If option 2 is selected we request the name of the file and set the location for the first snapshot. Then we play the pipelines in the pipelines_snap array (jpeg encoding and snapshot pipeline that saves the snapshot to file).

        elif option == 2:
            snap_name = str(input("Enter the name of the snapshot (without extension):\n"))

            #Set location for snapshot
            snapshot.set_file_location(snap_name + '_' + snapshot._name + '.jpeg')

            #Play snapshot pipelines
            for pipeline in pipelines_snap:
                pipeline.play()

            time.sleep(5)

If option 3 is selected the recording will be stopped. An EOS will be sent to the encoding pipelines for proper closing, both the recording and the encoding pipelines will be stopped. This process is performed in order to have the pipelines available for recording another video.

        elif option == 3:
            #Send EOS event to encode pipelines for proper closing
            #EOS to recording pipelines
            for pipeline in pipelines_video_enc:
                pipeline.eos()
            #Stop recordings
            for pipeline in pipelines_video_rec:
                pipeline.stop()
            for pipeline in pipelines_video_enc:
                pipeline.stop()

If option 4 is selected all the pipelines will be stopped and deleted, the menu will exit and the user is able to check the videos recorded after closing GstD

        elif option == 4:
            # Send EOS event to encode pipelines for proper closing
            # EOS to recording pipelines
            for pipeline in pipelines_video_enc:
                pipeline.eos()
            # Stop pipelines
            for pipeline in pipelines_snap:
                pipeline.stop()
            for pipeline in pipelines_video_rec:
                pipeline.stop()
            for pipeline in pipelines_video_enc:
                pipeline.stop()
            for pipeline in pipelines_base:
                pipeline.stop()

            # Delete pipelines
            for pipeline in pipelines_snap:
                pipeline.delete()
            for pipeline in pipelines_video_rec:
                pipeline.delete()
            for pipeline in pipelines_video_enc:
                pipeline.delete()
            for pipeline in pipelines_base:
                pipeline.delete()
            break
    
        else:
    	    print('Invalid option')

Then main function is called at the end of the file in order for the menu to be executed after the base pipelines are set to playing state.

main()

Initial instructions.

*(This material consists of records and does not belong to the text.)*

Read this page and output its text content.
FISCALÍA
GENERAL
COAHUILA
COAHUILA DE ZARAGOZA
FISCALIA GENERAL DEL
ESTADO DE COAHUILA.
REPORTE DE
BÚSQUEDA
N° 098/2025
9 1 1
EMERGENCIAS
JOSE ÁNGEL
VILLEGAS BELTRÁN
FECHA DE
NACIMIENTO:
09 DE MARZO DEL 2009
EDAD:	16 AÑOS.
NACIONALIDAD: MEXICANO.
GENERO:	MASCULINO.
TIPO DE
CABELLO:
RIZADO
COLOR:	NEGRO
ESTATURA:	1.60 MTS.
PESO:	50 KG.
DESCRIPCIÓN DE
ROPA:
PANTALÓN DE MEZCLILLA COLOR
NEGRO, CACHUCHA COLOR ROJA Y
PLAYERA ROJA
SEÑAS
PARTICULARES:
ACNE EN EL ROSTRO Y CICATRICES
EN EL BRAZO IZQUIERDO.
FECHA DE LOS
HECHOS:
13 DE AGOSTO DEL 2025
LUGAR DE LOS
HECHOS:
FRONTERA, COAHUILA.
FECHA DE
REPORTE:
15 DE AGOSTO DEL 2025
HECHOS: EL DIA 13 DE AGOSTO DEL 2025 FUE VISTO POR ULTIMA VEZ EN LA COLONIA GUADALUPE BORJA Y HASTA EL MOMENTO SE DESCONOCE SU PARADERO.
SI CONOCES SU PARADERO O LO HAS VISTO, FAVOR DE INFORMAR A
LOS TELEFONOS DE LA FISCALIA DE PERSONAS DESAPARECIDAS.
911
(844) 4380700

IMX708 camera driver setup

The following instructions are based on the following RidgeRun's Developer Wiki: Raspberry Pi Camera Module 3 IMX708 Linux driver for Jetson

Download JetPack

The current version of the driver is supported on Jetpack 5.1.1 on Orin NX. Porting the driver to other versions and platforms is possible.

1. Download and install the NVIDIA SDK Manager (membership is required).

2. Put your NVIDIA membership credentials in the SDK Manager main window:

3. Select JetPack version and Jetson Orin NX as shown below and press Continue:

4. Accept the terms and conditions and press Continue. The SDK Manager will download and install the selected components:

5. Be careful with the platform you will be flashing, the image shown is for Jetson Xavier, in your case Jetson Orin NX must be shown. Select Manual Setup. Make sure the board is in Recovery Mode and then press Flash:

Recovery Mode for Jetson Orin NX

• To set the Jetson Orin Nano developer kit in Recovery Mode the following steps are required:

1. Ensure the device is powered off and the power adapter is disconnected.
2. Place a jumper across the Force Recovery Mode pins (9 and 10) on the button header [J14]. Please, see Figure 6 below.
3. Connect your host computer to the developer kit's USB Micro-B connector.
4. Connect the power supply to the power jack [J16]. The developer kit automatically powers on in Force Recovery Mode.
5. Remove the jumper from the Force Recovery Mode pins.
6. Use the lsusb command to check if the NVidia corp message is shown.
   

6. When the OS has been installed successfully in the Orin Nano, you will be asked to enter the board IP, a username and a password, as shown below in Figure7:

7. Don't close the window of Figure 7 and don't modify its content yet. You need to connect a screen to the board via HDMI, a keyboard/mouse via USB port, and a network cable via Ethernet port. You can remove the jumper that keeps the board in Recovery Mode and then reboot the Jetson board at this point if necessary.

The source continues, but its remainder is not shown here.